On February 14, 2012, Raven Drilling finalized the note with respect to the rig loan agreement.  The principal amount of the note is $7.0 million and bears interest at 4.26%.  Interest only was due for the first 18-months of the note and thereafter, the note will amortize in full over the remaining life of the note.  Interest and principal, when required, is payable monthly.  Subject to earlier prepayment provisions and events of default, the stated maturity date of the note is February 14, 2017. As of December 31, 2012 and 2013, $7.0 million and $6.4 million, respectively, were outstanding under the rig loan agreement.

The Company has guaranteed Raven Drilling’s obligations under the rig loan agreement and associated note.  Obligations under the rig loan agreement are secured by a first priority perfected security interest, subject to certain permitted encumbrances, in the Collateral.

Real Estate Lien Note
 
On May 9, 2008, the Company entered into an advancing line of credit in the amount of $5.4 million for the purchase and finish out of a building to serve as its corporate headquarters.  The note was modified on April 4, 2013, reducing the interest to a fixed rate of 4.0%, effective March 13, 2013 and was payable in monthly installments of principal and interest of $33,763 based on a twenty year amortization.
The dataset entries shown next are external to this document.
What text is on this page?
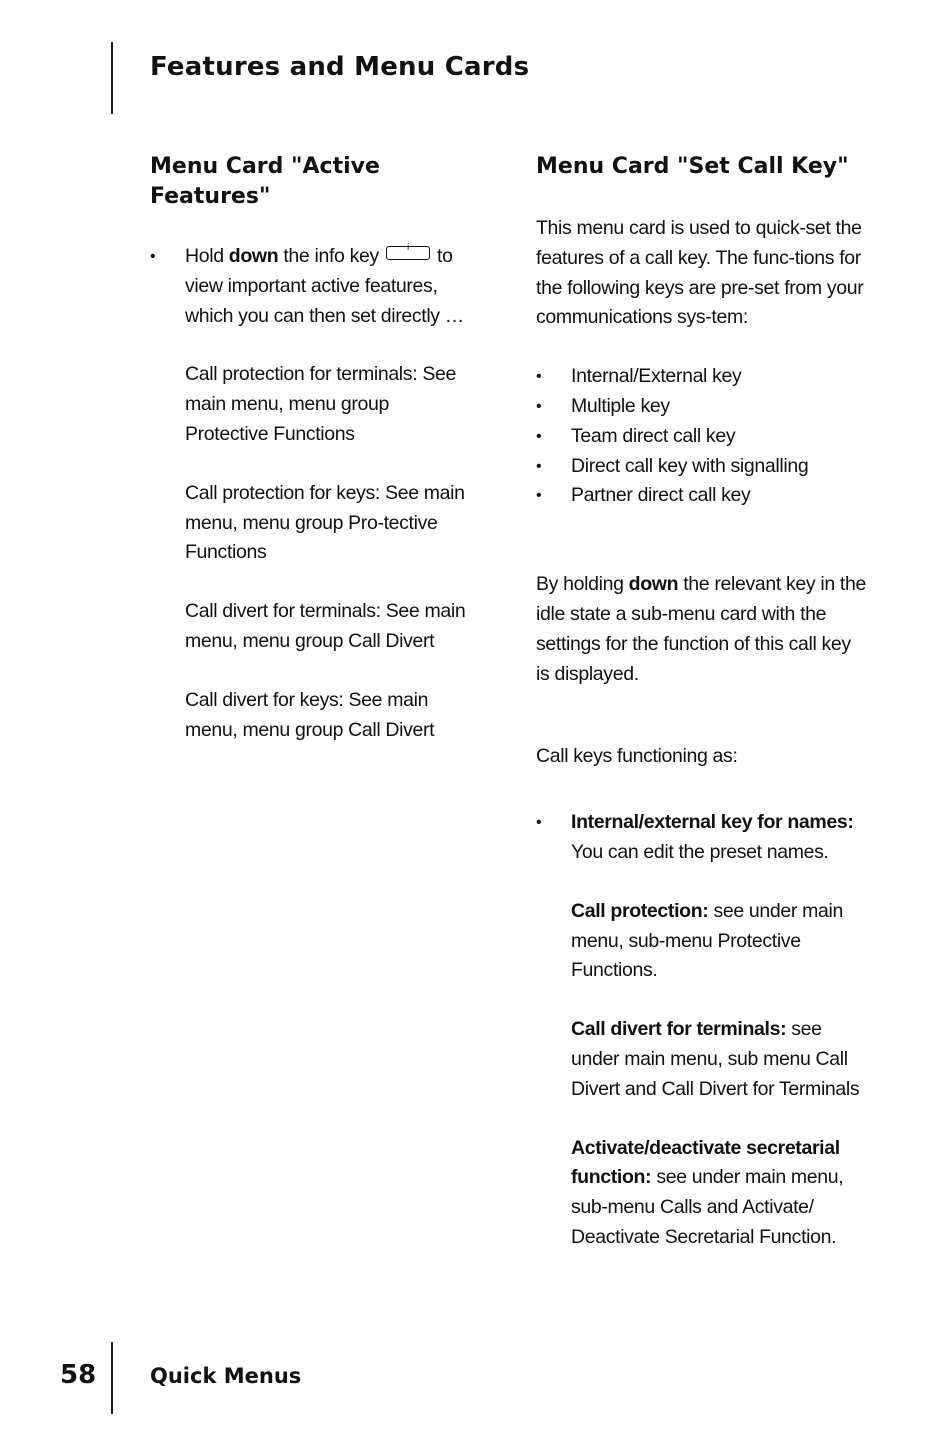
Features and Menu Cards
Menu Card "Active Features"
• Hold down the info key i	to view important active features, which you can then set directly …

Call protection for terminals: See main menu, menu group Protective Functions

Call protection for keys: See main menu, menu group Pro-tective Functions

Call divert for terminals: See main menu, menu group Call Divert

Call divert for keys: See main menu, menu group Call Divert

Menu Card "Set Call Key"

This menu card is used to quick-set the features of a call key. The func-tions for the following keys are pre-set from your communications sys-tem:

• Internal/External key
• Multiple key
• Team direct call key
• Direct call key with signalling
• Partner direct call key

By holding down the relevant key in the idle state a sub-menu card with the settings for the function of this call key is displayed.

Call keys functioning as:

• Internal/external key for names: You can edit the preset names.

Call protection: see under main menu, sub-menu Protective Functions.

Call divert for terminals: see under main menu, sub menu Call Divert and Call Divert for Terminals

Activate/deactivate secretarial function: see under main menu, sub-menu Calls and Activate/ Deactivate Secretarial Function.

58	Quick Menus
This note was modified on July 20, 2013 to extend the maturity date to July 20, 2023. The note will bear interest for five years at a fixed rate of 4.25% and is payable in monthly installments of $34,354. Beginning August 20, 2018, the interest rate will adjust to the current bank prime rate plus 1.00% with a maximum rate of 7.25%. The note is secured by a first lien deed of trust on the property and improvements. As of December 31, 2012 and 2013, $4.8 million and $4.6 million, respectively, were outstanding on the note.